We have come to believe that Christ is our authority. While Christ is, of course, known as our friend, we cannot lose sight of the reality that he is also our God. He has the authority over our lives, and we gladly give him allegiance because we know him to be patient and loving towards us. When we begin to approach him rightly, we become a people who relate well to the Lord, others, ourselves, and creation. We stop the selfish living that causes destruction, war, and toxic relationships. And we start to live into a way of interacting with others that is restorative, peaceful, and healthy.

 

Relational

We are relational in how we interact with God and the Church.

In CS Lewis’, The Great Divorce, he writes a theological fantasy about the nature of hell. As his characters goes further and further into hell, they’re encountered by people so consumed with themselves that they’re unable to be in community with anybody else. They have their grand mansions and material possessions, but it comes at the cost of friendship. At Grace by the Sea, we recognize that isolation, in the way the CS Lewis writes, is indicative of something wrong with the world. This isolation has been undone by way of the Cross and being brought into the family of God through baptism. Within the Church, we live in community because of what Christ has done. We are the family of God. It is through our relationship with each other that we can more fully see God himself.

 

Redemptive

We are redemptive in our witness to Christ.

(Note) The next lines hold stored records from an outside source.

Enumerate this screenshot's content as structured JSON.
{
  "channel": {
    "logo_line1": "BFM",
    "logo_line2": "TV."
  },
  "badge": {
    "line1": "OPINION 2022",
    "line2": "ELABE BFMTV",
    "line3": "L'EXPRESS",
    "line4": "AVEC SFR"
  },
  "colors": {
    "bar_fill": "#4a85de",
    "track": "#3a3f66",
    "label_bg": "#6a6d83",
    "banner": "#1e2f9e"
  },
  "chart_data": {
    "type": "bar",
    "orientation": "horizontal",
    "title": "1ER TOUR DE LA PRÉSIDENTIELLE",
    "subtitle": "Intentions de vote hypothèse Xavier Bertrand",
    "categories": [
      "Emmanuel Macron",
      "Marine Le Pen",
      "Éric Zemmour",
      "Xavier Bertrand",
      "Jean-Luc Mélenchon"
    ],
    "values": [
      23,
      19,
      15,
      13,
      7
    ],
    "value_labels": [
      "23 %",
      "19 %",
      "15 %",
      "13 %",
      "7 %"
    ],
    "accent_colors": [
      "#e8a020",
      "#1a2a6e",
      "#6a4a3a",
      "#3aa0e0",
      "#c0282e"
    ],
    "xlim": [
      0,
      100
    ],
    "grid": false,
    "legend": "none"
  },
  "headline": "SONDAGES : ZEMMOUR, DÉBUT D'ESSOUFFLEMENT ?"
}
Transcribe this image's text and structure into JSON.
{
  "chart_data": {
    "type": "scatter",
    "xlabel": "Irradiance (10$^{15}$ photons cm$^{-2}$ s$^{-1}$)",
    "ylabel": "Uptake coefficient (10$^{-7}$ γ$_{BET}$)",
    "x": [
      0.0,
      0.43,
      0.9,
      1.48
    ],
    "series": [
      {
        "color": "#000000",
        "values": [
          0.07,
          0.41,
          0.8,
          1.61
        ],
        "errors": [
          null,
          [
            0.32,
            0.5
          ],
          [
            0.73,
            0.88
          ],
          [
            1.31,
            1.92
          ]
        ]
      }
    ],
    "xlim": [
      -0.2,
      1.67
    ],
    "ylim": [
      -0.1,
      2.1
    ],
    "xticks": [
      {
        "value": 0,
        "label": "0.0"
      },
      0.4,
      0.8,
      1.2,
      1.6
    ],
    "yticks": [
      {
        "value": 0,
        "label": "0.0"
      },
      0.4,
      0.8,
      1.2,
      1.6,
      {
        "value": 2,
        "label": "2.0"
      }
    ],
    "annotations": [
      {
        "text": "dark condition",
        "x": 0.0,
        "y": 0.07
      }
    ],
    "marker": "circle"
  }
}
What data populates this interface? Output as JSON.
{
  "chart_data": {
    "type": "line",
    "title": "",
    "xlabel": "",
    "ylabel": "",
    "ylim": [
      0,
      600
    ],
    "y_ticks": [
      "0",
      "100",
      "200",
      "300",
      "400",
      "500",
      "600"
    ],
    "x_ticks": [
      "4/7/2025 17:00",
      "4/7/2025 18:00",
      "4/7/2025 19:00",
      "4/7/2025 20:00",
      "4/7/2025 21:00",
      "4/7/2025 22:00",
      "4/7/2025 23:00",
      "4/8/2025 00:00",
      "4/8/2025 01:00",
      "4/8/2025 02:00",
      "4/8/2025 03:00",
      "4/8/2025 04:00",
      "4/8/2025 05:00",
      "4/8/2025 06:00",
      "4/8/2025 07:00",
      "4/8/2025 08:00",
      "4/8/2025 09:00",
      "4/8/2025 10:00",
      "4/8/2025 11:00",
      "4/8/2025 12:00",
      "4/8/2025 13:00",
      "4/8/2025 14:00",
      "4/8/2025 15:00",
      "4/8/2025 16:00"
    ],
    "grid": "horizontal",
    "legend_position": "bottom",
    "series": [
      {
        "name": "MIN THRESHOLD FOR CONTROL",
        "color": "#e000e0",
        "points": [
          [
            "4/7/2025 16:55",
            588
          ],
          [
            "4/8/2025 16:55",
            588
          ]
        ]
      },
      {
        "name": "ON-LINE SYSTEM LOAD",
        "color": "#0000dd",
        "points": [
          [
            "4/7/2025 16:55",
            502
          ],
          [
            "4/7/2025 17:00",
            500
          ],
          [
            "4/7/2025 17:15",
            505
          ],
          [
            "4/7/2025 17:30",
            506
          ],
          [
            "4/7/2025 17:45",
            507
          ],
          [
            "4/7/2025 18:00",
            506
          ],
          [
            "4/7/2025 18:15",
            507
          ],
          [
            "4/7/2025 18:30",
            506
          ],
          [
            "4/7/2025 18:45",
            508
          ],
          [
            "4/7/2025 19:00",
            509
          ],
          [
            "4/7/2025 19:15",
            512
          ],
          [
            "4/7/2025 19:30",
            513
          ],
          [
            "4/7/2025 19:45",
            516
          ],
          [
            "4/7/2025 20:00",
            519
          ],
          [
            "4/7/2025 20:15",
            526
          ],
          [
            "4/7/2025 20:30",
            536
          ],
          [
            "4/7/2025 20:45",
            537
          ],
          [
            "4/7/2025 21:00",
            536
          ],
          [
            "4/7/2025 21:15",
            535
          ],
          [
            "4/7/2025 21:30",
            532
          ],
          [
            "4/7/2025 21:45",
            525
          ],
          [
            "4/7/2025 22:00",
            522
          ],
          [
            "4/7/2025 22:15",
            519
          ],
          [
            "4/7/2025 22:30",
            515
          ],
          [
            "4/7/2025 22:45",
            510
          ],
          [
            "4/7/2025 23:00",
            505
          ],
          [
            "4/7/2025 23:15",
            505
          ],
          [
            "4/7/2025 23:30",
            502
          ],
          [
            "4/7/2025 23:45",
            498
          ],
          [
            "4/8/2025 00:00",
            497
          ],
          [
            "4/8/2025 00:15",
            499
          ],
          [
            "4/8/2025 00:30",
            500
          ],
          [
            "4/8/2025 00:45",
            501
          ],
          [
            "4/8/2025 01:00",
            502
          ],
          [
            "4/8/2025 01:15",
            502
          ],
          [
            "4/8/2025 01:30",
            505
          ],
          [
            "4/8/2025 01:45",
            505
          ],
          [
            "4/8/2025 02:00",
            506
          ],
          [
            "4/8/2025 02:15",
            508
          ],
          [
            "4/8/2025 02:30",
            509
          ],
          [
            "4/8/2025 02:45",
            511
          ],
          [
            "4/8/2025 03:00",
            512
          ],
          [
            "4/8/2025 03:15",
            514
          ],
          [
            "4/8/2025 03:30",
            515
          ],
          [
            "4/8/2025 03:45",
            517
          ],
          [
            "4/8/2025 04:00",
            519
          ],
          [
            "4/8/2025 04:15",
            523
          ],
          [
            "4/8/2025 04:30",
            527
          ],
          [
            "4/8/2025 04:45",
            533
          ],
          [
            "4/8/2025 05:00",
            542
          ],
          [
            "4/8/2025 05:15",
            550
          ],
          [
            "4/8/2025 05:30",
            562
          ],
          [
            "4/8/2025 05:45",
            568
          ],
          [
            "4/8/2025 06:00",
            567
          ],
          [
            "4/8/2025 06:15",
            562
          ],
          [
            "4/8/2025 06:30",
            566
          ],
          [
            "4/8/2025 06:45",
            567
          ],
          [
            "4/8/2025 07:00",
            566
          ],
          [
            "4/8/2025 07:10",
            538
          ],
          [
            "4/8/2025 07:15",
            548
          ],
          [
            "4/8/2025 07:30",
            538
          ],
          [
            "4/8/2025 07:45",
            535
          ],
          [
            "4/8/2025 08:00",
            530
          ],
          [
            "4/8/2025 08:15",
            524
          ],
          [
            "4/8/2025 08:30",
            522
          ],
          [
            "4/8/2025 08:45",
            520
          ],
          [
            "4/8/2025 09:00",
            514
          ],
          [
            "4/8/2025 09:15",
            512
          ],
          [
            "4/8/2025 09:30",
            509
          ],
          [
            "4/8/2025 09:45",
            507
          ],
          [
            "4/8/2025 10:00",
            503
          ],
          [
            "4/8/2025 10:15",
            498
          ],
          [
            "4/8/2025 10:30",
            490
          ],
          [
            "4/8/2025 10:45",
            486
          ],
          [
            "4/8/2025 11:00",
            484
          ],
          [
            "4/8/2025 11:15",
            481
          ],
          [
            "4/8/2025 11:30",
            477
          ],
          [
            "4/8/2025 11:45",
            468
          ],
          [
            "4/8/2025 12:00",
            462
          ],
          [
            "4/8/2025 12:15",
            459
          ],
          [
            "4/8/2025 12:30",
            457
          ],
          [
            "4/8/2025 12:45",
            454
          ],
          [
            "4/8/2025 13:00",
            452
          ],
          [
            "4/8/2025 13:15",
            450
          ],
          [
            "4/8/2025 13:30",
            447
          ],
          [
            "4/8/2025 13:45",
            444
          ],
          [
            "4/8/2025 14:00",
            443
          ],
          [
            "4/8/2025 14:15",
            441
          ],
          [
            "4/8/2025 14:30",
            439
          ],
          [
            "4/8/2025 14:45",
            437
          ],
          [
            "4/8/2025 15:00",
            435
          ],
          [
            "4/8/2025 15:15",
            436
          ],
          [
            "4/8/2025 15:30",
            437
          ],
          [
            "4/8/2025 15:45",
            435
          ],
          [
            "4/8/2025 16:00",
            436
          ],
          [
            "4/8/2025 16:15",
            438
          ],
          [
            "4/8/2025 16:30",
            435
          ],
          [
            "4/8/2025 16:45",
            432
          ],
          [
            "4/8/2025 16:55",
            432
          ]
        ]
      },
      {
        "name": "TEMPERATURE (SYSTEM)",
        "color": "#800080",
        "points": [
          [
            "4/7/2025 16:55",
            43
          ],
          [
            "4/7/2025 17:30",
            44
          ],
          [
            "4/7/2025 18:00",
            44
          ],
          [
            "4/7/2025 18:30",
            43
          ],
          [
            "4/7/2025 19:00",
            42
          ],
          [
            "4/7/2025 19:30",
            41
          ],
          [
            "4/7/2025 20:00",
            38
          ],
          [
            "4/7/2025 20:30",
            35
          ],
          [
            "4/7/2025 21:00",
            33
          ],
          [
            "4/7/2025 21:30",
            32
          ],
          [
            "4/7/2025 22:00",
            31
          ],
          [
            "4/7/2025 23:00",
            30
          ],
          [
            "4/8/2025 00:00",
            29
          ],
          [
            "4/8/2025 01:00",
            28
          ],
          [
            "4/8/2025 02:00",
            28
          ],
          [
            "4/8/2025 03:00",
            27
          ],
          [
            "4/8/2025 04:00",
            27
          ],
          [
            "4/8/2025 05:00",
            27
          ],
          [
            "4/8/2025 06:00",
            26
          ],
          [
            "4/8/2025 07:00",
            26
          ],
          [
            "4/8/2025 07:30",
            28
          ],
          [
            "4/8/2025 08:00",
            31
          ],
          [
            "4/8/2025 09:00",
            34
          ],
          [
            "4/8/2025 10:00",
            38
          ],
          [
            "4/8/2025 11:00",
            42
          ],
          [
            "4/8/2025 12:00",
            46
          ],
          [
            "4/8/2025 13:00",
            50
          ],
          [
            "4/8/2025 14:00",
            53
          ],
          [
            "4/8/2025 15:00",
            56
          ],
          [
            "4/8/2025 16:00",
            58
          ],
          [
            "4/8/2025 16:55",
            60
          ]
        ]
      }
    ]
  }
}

As one theologian said, “We do the world the way the world was meant to be done.” As we participate with Christ and cooperate with the Holy Spirit, we take part in the God’s renewing activity in the world. We don’t live for the sake of ourselves, but rather we model our living after Jesus — who lived and died for the sake of the world. As we live more fully into Jesus, this causes us to be a people who bring about redemption in this world with the help of the Holy Spirit.